Here’s my take on how the clean air of the mountains cuts through the hot air of energy debates to illuminate practical, actionable ideas.
Three big ideas drove the conference:
- North American energy independence
Mexico, the United States, and Canada could, together, innovate their way to an energy marketplace that weakens dependence on overseas imports, scales up clean energy solutions, and charts a path to low-carbon prosperity. At times, the discussion was framed by the rise of unconventional oil and gas exploration (yes, “fracking”), collaboration around pipelines (yes, “Keystone”), and whether these could disrupt traditional geopolitical frames.
On gas, climate was there to drive the conversation too, rooted in Colorado’s leadership. At last year’s Vail Forum, Governor Hickenlooper, Fred Krupp (disclaimer: my EDF boss), and a handful of CEOs from energy companies took the stage to announce a first-in-the-nation set of new laws to cut methane and air pollution from oil and gas production. If fracking is to be a cornerstone of North American energy independence, industry and political leaders must lock in Colorado’s solution at a continental scale. Colorado’s air rules show that practical solutions are doable.

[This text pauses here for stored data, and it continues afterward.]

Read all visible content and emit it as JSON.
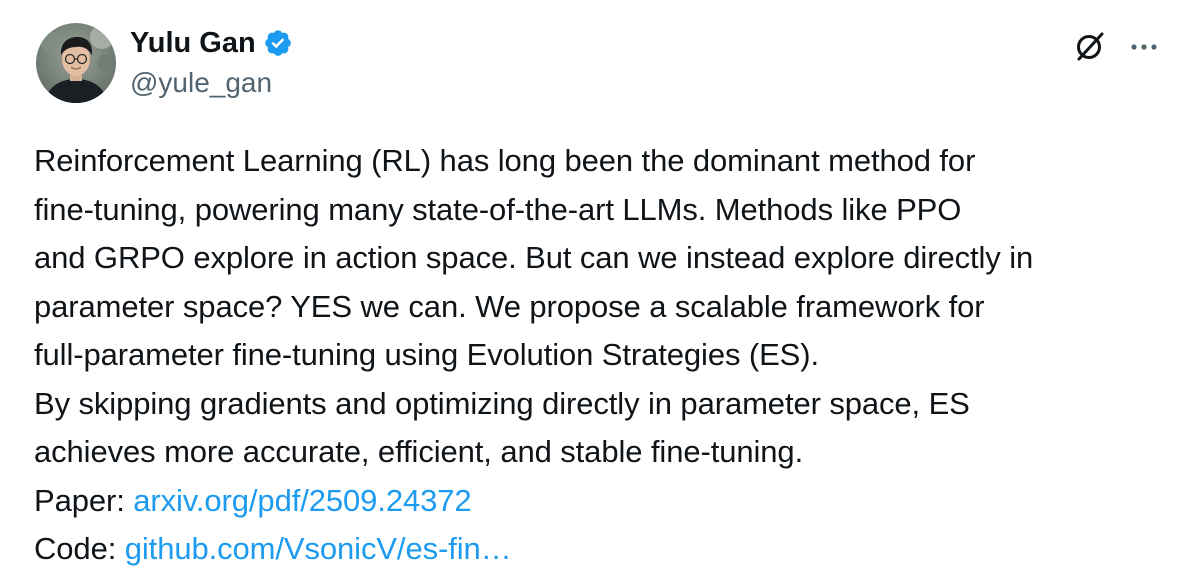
{
  "author": {
    "display_name": "Yulu Gan",
    "handle": "@yule_gan",
    "verified": true,
    "verified_color": "#1d9bf0"
  },
  "icons": {
    "avatar": "profile-photo",
    "verified": "verified-badge-icon",
    "grok": "grok-icon",
    "more": "more-options-icon"
  },
  "tweet": {
    "lines": [
      "Reinforcement Learning (RL) has long been the dominant method for",
      "fine-tuning, powering many state-of-the-art LLMs. Methods like PPO",
      "and GRPO explore in action space. But can we instead explore directly in",
      "parameter space? YES we can. We propose a scalable framework for",
      "full-parameter fine-tuning using Evolution Strategies (ES).",
      "By skipping gradients and optimizing directly in parameter space, ES",
      "achieves more accurate, efficient, and stable fine-tuning."
    ],
    "paper_label": "Paper: ",
    "paper_link": "arxiv.org/pdf/2509.24372",
    "code_label": "Code: ",
    "code_link": "github.com/VsonicV/es-fin…"
  },
  "colors": {
    "text": "#0f1419",
    "secondary": "#536471",
    "link": "#1d9bf0"
  }
}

- Clean electricity and its potential both in North America and globally
Consider these trends: Mexico just revolutionized its energy laws, opening doors to international collaboration and private companies to sell energy to – and add capacity to – its electricity grid. California and Quebec have launched and linked economy-wide cap-and-trade programs, and other jurisdictions, including Ontario, Canada’s largest province, are talking about joining the club. And, from Silicon Valley to Wall Street, ideas are brewing to finance energy efficiency and clean tech at larger scales.
- New York is emerging as a “lighthouse” of market-based reforms
Richard Kauffman, once of Goldman Sachs and now the “energy czar” of New York State, quietly took the stage in rumpled corduroys and a country shirt amid the crisp suits of energy execs.

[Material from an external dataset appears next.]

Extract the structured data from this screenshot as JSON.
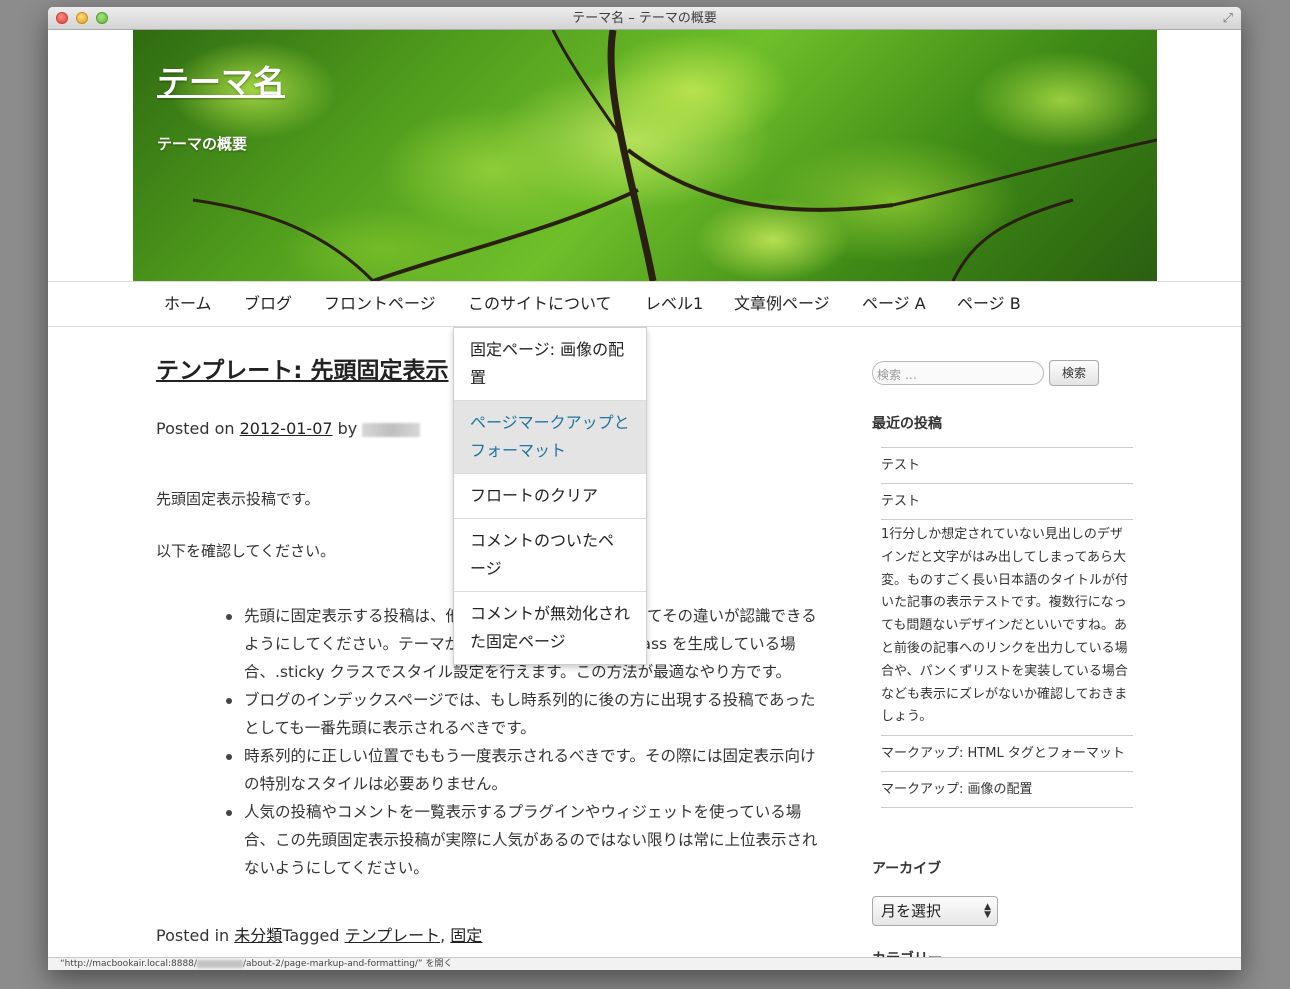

And, he laid out New York’s revolutionary plan to reinvent the rules of the energy game, clearing away thickets of regulation that stand in the way. It’s looking at new business models for utilities, giving them reason to welcome solar, efficiency, and other technology innovations. And, its new green bank will help get clean tech deployed in communities statewide with the help of public and private capital. If New York succeeds, it can be a model for the continent.
I’m thrilled to be part of at least one take-away from the Forum that builds on the relationships forged there. Environmental Defense Fund, Stanford University, and Richard Kauffman’s team in New York are going to collaborate on solving key challenges for low-carbon electricity. We’ve already had follow-up conversations to identify the problems and get to work – in time to make a difference in real-world regulatory decisions.
With this kind of momentum, I’ll be back in Vail next year – and not just for the skiing. Maybe one day we’ll be talking about Davos as the “mini Vail” of clean energy!